On a Wednesday night in late May 1820, a fight broke out in downtown Chambersburg. It happened near the jail, a brick building erected a couple of years earlier at great public expense and reputed to be the state’s strongest. The jailer was locking the prisoners into their cells for the night when he heard his wife yelling: one of his employees had gotten into a scuffle with someone outside. He didn’t have time to properly bolt the door, so he left the key in the latch, planning to return later to retrieve it. In his haste, the jailer failed to notice the strand of waxed string the inmates
had threaded through the bars. Once he left, they lowered the cord and swung the slipknot tied on its end over the latch, unlocking it. Picking up the key, they rushed to the cell where the jail’s most prized prisoner sat chained in irons: David Lewis, the notorious robber and counterfeiter.

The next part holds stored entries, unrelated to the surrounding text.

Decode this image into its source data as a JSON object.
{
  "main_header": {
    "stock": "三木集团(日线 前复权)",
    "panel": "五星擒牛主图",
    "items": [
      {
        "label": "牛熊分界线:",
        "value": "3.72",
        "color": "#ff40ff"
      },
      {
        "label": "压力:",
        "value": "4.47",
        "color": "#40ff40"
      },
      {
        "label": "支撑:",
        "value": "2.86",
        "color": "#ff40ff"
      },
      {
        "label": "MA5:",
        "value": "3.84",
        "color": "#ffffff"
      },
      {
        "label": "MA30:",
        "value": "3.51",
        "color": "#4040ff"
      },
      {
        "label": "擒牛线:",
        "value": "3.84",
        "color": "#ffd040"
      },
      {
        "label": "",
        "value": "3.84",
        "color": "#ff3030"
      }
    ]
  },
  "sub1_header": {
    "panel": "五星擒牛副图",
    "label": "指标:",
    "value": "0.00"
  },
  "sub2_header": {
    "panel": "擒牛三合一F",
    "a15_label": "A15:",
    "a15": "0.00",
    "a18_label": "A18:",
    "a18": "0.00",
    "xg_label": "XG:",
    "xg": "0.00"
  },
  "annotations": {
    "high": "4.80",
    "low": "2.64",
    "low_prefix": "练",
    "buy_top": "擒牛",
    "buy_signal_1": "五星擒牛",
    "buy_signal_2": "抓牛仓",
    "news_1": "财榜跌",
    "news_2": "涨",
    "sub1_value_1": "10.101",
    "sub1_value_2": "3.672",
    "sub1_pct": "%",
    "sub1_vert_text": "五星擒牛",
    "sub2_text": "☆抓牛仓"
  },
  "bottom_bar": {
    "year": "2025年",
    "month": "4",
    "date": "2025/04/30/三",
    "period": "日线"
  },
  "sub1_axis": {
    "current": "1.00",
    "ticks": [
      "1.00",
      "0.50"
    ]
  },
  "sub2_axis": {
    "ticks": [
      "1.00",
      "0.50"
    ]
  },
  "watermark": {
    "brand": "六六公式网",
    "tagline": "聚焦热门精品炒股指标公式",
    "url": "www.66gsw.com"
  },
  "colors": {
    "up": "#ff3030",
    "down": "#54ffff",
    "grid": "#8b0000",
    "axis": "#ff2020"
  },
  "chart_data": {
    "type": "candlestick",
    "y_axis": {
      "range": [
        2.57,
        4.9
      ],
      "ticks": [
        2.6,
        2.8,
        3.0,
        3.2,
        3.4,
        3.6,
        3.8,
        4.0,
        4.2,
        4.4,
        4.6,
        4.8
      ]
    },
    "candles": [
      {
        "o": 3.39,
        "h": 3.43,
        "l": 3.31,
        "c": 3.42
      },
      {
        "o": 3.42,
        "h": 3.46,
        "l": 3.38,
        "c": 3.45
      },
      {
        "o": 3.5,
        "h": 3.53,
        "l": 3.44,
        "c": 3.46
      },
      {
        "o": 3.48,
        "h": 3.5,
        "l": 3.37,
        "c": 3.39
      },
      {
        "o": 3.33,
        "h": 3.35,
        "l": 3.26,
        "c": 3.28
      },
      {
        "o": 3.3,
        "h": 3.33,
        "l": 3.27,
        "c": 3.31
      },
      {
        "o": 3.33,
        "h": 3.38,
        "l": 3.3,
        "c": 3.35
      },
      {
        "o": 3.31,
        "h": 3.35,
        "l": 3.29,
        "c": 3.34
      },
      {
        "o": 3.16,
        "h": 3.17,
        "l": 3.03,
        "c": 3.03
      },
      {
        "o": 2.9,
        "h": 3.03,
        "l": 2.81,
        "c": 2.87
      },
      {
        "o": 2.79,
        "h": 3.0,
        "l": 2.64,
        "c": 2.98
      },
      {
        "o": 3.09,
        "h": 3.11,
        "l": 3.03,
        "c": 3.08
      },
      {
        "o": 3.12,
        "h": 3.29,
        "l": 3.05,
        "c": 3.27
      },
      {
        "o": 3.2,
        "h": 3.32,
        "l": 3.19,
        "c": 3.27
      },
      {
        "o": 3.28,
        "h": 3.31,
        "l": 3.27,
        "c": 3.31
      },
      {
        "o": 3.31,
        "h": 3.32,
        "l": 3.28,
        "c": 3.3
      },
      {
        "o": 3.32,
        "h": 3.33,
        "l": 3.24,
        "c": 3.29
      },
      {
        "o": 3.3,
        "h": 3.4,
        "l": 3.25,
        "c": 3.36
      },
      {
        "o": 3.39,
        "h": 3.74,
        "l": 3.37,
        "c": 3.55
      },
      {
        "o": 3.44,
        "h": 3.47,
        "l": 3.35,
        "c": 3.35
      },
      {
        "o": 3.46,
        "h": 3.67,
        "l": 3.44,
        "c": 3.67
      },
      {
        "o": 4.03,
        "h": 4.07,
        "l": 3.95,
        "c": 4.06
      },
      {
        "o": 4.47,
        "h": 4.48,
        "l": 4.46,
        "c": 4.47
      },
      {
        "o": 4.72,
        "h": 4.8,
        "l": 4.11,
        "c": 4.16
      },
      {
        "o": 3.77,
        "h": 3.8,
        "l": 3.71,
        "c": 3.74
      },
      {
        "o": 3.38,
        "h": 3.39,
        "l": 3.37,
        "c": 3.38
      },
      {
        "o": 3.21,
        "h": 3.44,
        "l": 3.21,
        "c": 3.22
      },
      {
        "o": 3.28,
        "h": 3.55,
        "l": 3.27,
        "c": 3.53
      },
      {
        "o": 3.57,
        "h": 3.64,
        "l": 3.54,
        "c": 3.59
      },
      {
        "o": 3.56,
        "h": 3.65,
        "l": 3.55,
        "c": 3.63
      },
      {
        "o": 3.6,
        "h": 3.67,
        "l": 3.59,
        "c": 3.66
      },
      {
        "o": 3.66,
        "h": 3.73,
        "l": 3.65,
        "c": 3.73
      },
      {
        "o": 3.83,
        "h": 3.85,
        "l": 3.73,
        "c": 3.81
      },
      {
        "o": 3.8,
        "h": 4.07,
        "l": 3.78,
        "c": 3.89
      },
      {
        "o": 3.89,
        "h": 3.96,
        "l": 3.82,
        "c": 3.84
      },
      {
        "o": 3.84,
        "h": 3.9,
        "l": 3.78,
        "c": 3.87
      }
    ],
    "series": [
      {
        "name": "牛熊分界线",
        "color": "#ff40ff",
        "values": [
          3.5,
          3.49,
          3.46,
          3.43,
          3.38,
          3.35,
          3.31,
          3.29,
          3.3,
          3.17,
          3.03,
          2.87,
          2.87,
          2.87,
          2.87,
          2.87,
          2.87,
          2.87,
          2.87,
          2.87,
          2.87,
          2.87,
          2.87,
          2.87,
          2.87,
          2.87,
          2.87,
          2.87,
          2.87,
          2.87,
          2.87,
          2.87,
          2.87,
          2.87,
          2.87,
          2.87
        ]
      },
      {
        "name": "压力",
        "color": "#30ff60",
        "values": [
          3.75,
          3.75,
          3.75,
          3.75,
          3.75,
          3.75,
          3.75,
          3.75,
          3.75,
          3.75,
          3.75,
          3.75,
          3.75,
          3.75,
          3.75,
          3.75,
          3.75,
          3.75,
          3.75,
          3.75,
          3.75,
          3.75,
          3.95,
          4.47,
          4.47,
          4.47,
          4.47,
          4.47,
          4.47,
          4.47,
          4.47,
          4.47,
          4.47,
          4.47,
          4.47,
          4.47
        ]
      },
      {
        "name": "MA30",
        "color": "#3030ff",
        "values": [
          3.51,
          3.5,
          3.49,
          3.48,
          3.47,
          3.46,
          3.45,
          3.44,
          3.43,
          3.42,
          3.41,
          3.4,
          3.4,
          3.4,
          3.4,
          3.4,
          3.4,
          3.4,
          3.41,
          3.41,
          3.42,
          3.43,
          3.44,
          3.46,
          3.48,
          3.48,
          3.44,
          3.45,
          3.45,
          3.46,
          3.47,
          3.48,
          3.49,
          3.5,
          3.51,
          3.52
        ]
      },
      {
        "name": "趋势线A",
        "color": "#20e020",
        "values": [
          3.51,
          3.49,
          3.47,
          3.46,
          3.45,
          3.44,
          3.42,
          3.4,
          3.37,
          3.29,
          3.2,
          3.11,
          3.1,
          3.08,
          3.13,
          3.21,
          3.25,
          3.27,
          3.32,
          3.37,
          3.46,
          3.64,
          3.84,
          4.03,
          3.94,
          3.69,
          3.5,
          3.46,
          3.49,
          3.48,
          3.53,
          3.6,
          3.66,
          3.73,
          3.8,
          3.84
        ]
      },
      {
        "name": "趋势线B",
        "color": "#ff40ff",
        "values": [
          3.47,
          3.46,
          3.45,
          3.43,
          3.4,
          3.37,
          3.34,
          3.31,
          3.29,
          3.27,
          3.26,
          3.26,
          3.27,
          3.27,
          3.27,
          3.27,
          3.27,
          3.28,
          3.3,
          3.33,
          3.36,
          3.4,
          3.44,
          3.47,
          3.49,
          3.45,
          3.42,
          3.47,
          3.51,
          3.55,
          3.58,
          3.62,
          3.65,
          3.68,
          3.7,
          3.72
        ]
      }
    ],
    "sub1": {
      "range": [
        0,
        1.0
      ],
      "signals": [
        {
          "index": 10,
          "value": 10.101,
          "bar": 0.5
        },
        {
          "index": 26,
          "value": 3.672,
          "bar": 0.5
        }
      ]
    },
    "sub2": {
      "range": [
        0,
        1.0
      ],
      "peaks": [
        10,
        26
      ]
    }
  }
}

Lewis had been there since April. After escaping from Bedford, he and Connelly ran free for months until a botched robbery attempt landed him in jail; Connelly fled, eluding arrest. Lewis’s capture returned his name to newsprint after a brief lull. “His life has been so characterized with bold and daring acts of crime, that he has acquired a certain celebrity among persons of his own stamp,” gushed the Philadelphia-based
Franklin Ga-zette
. He “has never embrued his hands in blood,” it continued, “and in many instances he has exhibited a generosity not uncommon among bandits.” The newspapers would have an even better story once Lewis broke jail. The version that appeared in Carlisle’s
American Volunteer
reported that after the inmates freed Lewis, they picked the lock of the door to the women’s quarters, and from there slipped into the courtyard and out to the street. By three in the morning, the courthouse bell was ringing and Chambersburg’s citizens were awake. Shortly after daybreak, in a pine grove half a mile from town, a search party discovered Lewis’s shackles and the chisel and ax he used to cut them off. They looked all day and night but found nothing else. Lewis had disappeared.